Saturday, February 10, 2007

Lifestyles of the poor and trashy

This past Wednesday, in typical "when it rains it pours" fashion, my furnace decided I did not need heat in my house any longer and it absolutely was not going to come on. Of course, I only discovered this at 10 o'clock that night. Hmmm, what to do? I called the service number on the paperwork. What do you know, the service box is full and they will get back to me the next business day. Fine, I didn't want to pay extra for an after-hours house call anyhow.
At this point, since M. was at her dad's house, I did what any sensible single woman would do... I gathered the dogs and had them sleep on my bed. Morning arrives and it's a blazing 55 inside. I think it was colder than that but the thermostat only shows down to 55. When the furnace company finally calls me back, they have good news in that I will be next in line but that their repairman is in Ridgefield and won't get to me until late afternoon. But they'll call when they are on the way. OK, so at this point it is so freakin' cold I can't even type which eliminates all possibilities of working from home (or even goofing off at home) and if I need to be close enough to home that I can get here when they do call, I need to be closer than work. Dad's house, here I come.
Spending the afternoon with the parents is pretty OK. It reminds you why you moved out in the first place. As I wait ever so patiently for the furnace repairman to call, I endure Passions, and Days of Our Lives, and some HGTV all while trying to hijack a wireless network so I can check emails. Big event in Dad & K.'s life is they are going out to dinner at "the buffet" that night. I'm not familiar with "the buffet" so I ask for details. Oh, they are going to HomeTown Buffet and I'm welcome to join them.
The furnace finally gets fixed and I pick up M. from school.
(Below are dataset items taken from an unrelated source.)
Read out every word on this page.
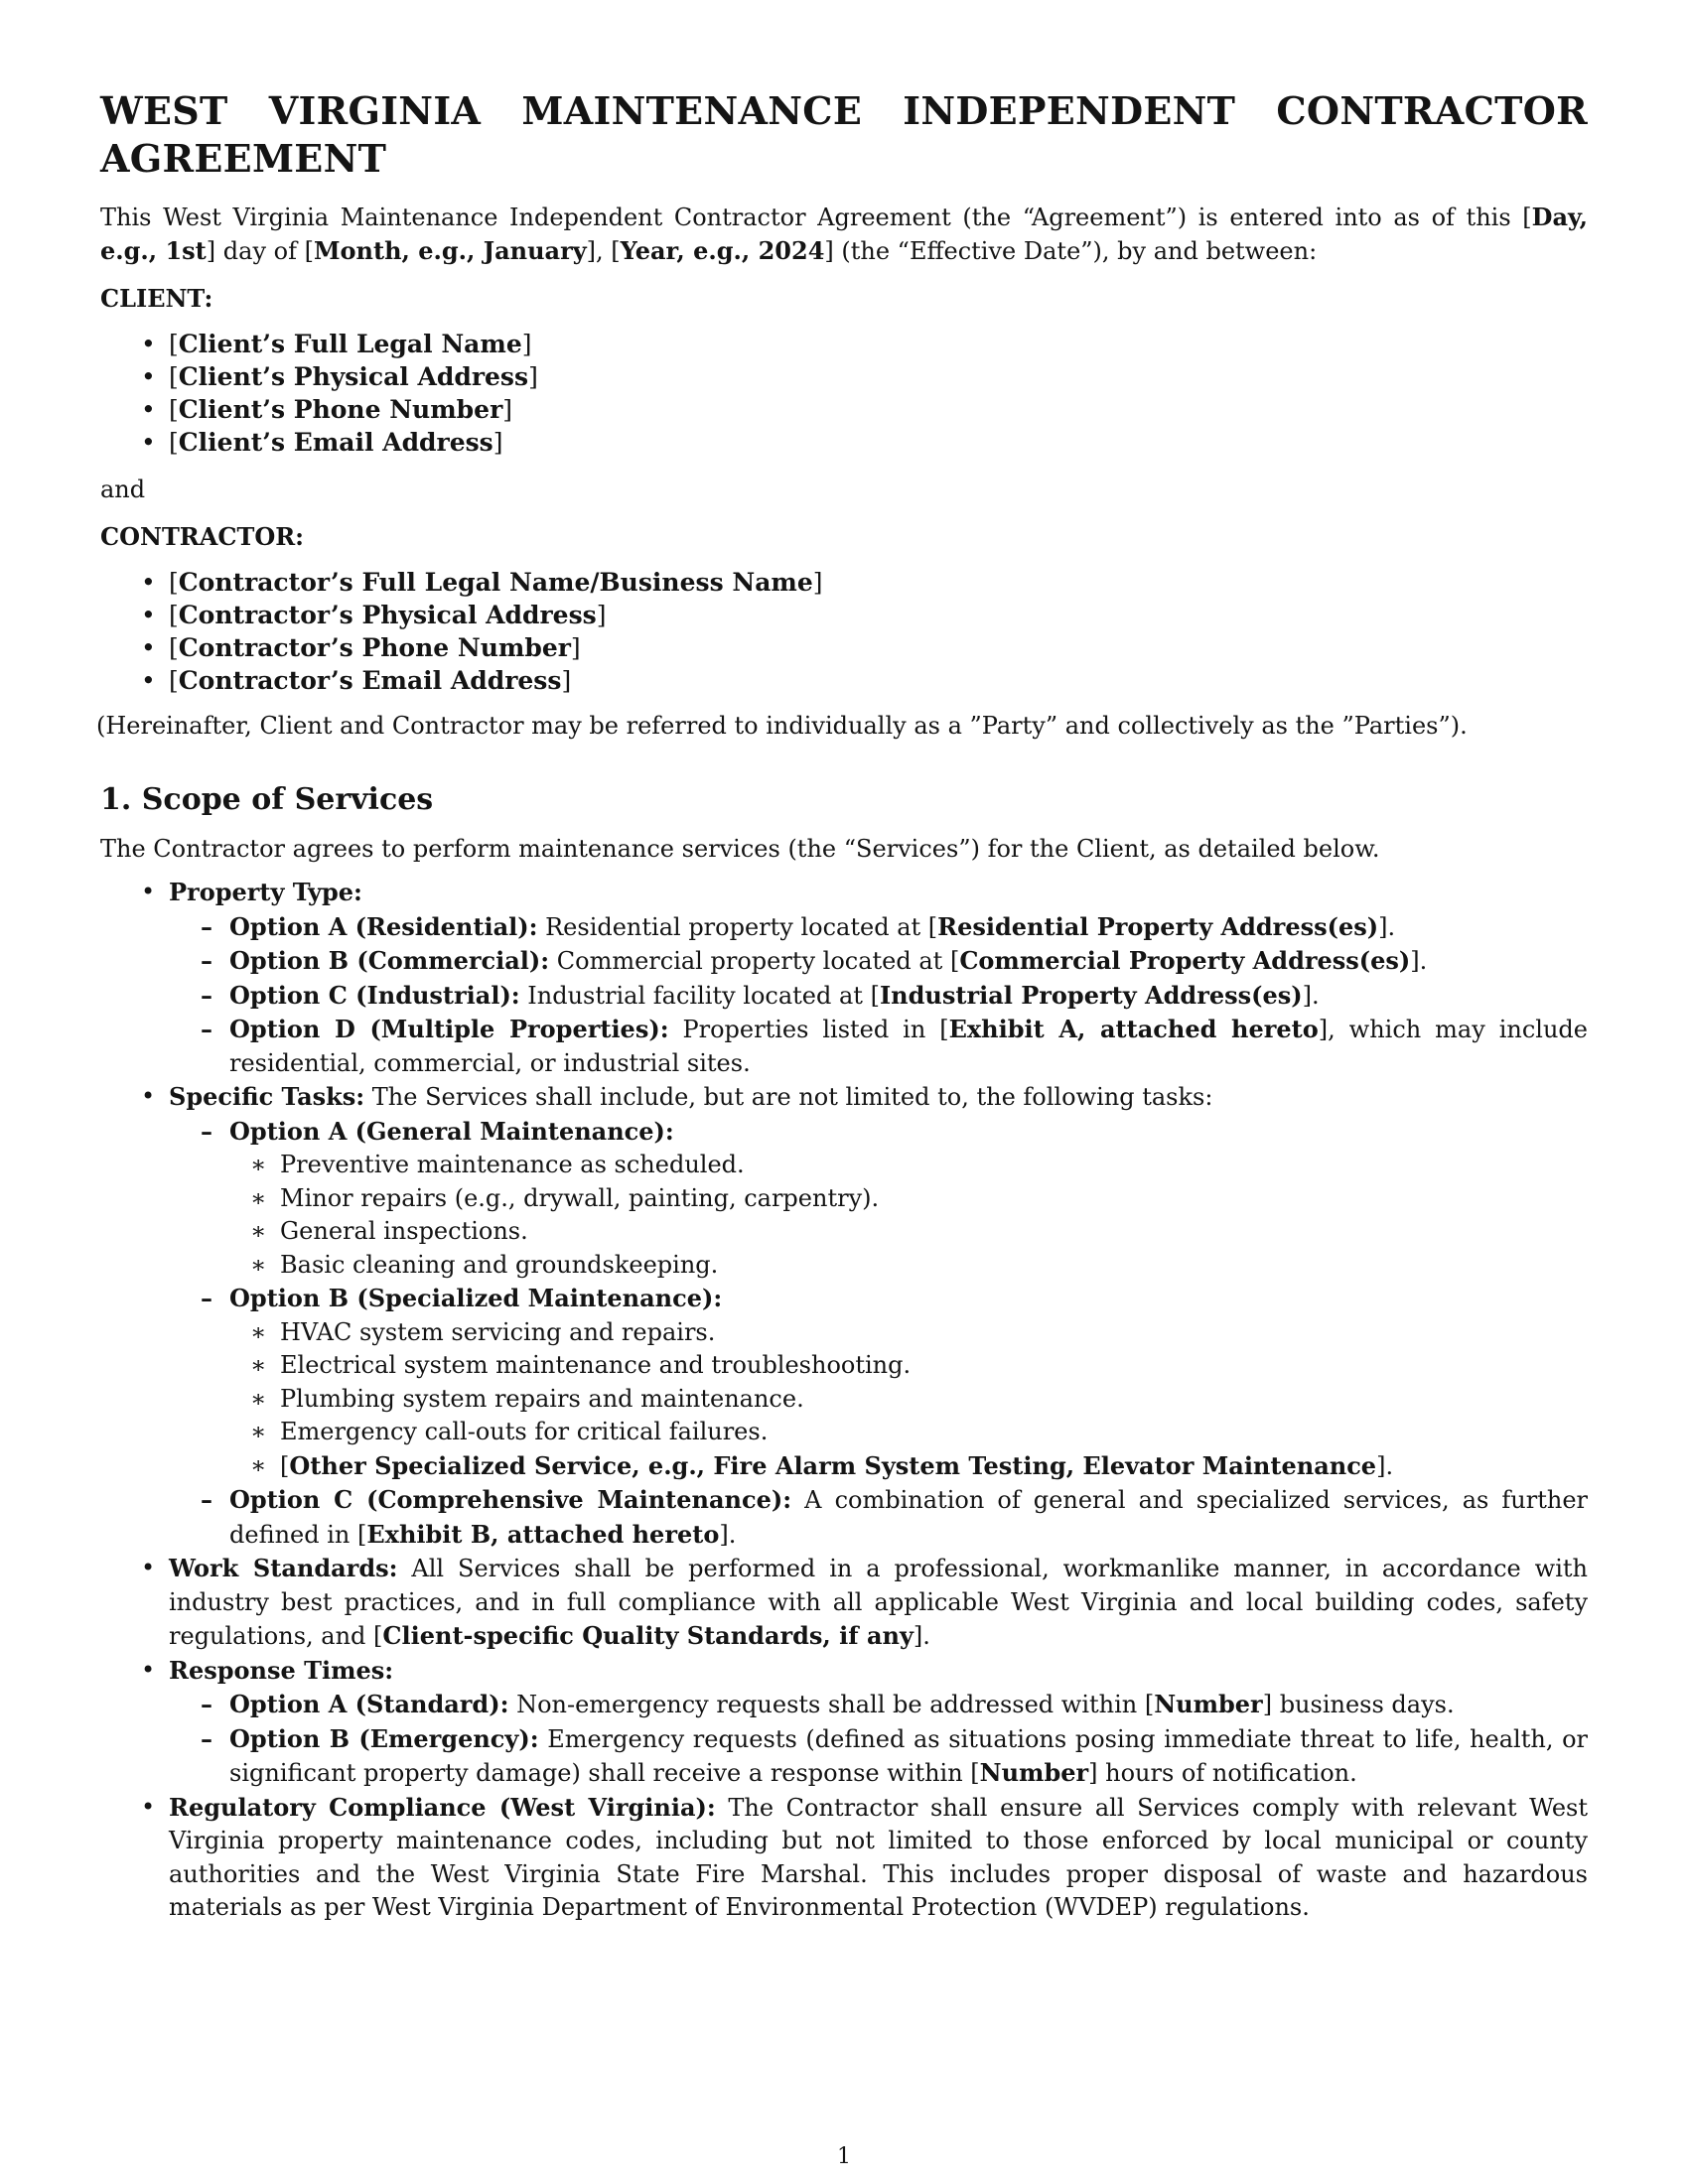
WEST VIRGINIA MAINTENANCE INDEPENDENT CONTRACTOR AGREEMENT

This West Virginia Maintenance Independent Contractor Agreement (the “Agreement”) is entered into as of this [Day, e.g., 1st] day of [Month, e.g., January], [Year, e.g., 2024] (the “Effective Date”), by and between:

CLIENT:

• [Client’s Full Legal Name]
• [Client’s Physical Address]
• [Client’s Phone Number]
• [Client’s Email Address]

and

CONTRACTOR:

• [Contractor’s Full Legal Name/Business Name]
• [Contractor’s Physical Address]
• [Contractor’s Phone Number]
• [Contractor’s Email Address]

(Hereinafter, Client and Contractor may be referred to individually as a ”Party” and collectively as the ”Parties”).

1. Scope of Services

The Contractor agrees to perform maintenance services (the “Services”) for the Client, as detailed below.

• Property Type:
– Option A (Residential): Residential property located at [Residential Property Address(es)].
– Option B (Commercial): Commercial property located at [Commercial Property Address(es)].
– Option C (Industrial): Industrial facility located at [Industrial Property Address(es)].
– Option D (Multiple Properties): Properties listed in [Exhibit A, attached hereto], which may include residential, commercial, or industrial sites.
• Specific Tasks: The Services shall include, but are not limited to, the following tasks:
– Option A (General Maintenance):
∗ Preventive maintenance as scheduled.
∗ Minor repairs (e.g., drywall, painting, carpentry).
∗ General inspections.
∗ Basic cleaning and groundskeeping.
– Option B (Specialized Maintenance):
∗ HVAC system servicing and repairs.
∗ Electrical system maintenance and troubleshooting.
∗ Plumbing system repairs and maintenance.
∗ Emergency call-outs for critical failures.
∗ [Other Specialized Service, e.g., Fire Alarm System Testing, Elevator Maintenance].
– Option C (Comprehensive Maintenance): A combination of general and specialized services, as further defined in [Exhibit B, attached hereto].
• Work Standards: All Services shall be performed in a professional, workmanlike manner, in accordance with industry best practices, and in full compliance with all applicable West Virginia and local building codes, safety regulations, and [Client-specific Quality Standards, if any].
• Response Times:
– Option A (Standard): Non-emergency requests shall be addressed within [Number] business days.
– Option B (Emergency): Emergency requests (defined as situations posing immediate threat to life, health, or significant property damage) shall receive a response within [Number] hours of notification.
• Regulatory Compliance (West Virginia): The Contractor shall ensure all Services comply with relevant West Virginia property maintenance codes, including but not limited to those enforced by local municipal or county authorities and the West Virginia State Fire Marshal. This includes proper disposal of waste and hazardous materials as per West Virginia Department of Environmental Protection (WVDEP) regulations.
1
I explain that we're going out to dinner with G'ma & G'pa and her cousin at a restaurant called HomeTown Buffet. Now kids and old people love buffet style restaurants (and it's cheap too since it's only $.90 per year old the kids are) so she's loving this, and the fact you can walk right in and eat without all the waiting that takes place at a normal restaurant. The only problem with this for me, is the concept of "all you can eat" brings out the people who take that as a challenge. Like the couple who had to move their chairs further apart (and I mean a couple of feet further apart) in order for them both to sit on the same side of the table.
After a lovely dinner at "the buffet", (which I will admit was decent food but there's no possible way for me to eat enough that it's worthwhile for me), we couldn't possibly let the night end there. As if it were destiny (but more likely a stroke of marketing genious), we walked next door to the dollar store.